Flawed cancer research exposed
Potential widespread fraud concerning a gene linked to cancer has been uncovered by Professor Jennifer Byrne, Head of the Children’s Cancer Research Unit at Kids Research Institute and Sydney University academic. Prof Byrne was the first to discover and clone the gene, TPD52L2, 20 years ago. The gene is active in acute lymphoblastic leukaemia, as well as breast cancer, but its functions are poorly understood.
Prof Byrne, an expert in molecular oncology, reviewed papers from independent researchers in China published in scientific journals. She discovered that they shared very similar flawed evidence.

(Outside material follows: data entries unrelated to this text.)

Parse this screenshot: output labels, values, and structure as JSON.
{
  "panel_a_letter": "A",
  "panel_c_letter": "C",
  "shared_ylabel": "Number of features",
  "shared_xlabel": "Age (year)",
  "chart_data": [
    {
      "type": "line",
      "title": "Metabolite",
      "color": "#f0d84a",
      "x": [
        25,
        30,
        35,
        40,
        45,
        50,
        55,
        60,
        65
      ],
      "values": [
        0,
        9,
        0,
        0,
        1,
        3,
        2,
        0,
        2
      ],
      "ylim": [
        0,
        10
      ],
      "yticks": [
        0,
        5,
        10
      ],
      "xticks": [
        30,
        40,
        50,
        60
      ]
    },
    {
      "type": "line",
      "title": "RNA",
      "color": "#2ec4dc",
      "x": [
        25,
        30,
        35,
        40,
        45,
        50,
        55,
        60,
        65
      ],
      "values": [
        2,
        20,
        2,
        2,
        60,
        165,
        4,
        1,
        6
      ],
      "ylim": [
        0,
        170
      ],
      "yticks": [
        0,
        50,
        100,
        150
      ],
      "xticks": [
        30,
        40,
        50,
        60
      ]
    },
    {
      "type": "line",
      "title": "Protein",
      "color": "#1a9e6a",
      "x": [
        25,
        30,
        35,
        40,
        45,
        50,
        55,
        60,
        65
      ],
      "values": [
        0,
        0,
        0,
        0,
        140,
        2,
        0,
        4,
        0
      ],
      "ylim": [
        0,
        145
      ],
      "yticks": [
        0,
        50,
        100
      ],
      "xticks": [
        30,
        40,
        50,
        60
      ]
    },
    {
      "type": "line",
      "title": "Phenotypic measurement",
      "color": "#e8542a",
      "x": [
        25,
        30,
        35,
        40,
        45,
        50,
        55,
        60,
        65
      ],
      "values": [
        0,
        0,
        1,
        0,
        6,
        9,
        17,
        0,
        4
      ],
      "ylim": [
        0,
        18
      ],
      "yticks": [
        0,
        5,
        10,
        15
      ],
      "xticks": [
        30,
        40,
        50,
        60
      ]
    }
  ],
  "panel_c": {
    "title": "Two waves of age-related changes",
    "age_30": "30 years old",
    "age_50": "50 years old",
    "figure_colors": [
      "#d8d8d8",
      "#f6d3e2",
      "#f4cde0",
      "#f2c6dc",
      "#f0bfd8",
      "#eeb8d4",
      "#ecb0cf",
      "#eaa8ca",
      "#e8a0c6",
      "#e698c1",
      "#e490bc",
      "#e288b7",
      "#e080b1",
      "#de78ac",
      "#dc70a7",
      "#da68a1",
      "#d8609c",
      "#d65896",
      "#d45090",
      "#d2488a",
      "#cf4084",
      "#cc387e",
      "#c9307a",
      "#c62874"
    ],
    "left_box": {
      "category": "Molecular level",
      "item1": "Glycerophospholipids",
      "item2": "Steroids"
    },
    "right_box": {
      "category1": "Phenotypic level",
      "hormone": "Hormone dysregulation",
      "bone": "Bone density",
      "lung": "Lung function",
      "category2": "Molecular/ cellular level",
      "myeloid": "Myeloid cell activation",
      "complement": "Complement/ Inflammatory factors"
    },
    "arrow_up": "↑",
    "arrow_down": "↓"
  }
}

After expressing her concerns to the journals, she worked with an expert in textual analysis, Dr Cyril Labbe of Grenoble Alpes University in France, to detect examples of possible scientific fraud. Their findings were published in the journal Scientometrics.
Five papers, published within a year, were examined in detail and contained similar mismatched data, the same sequences used for different purposes and superficial experiments. Two papers have been retracted. Over 30 other papers contained similar incorrect data.
“Using faulty data could have implications for research into cancer treatments,’ said Prof Byrne. ‘The data could have been purchased from third parties in response to researchers being pressured to publish. It is important to be able to verify that researchers have done what they said they did.”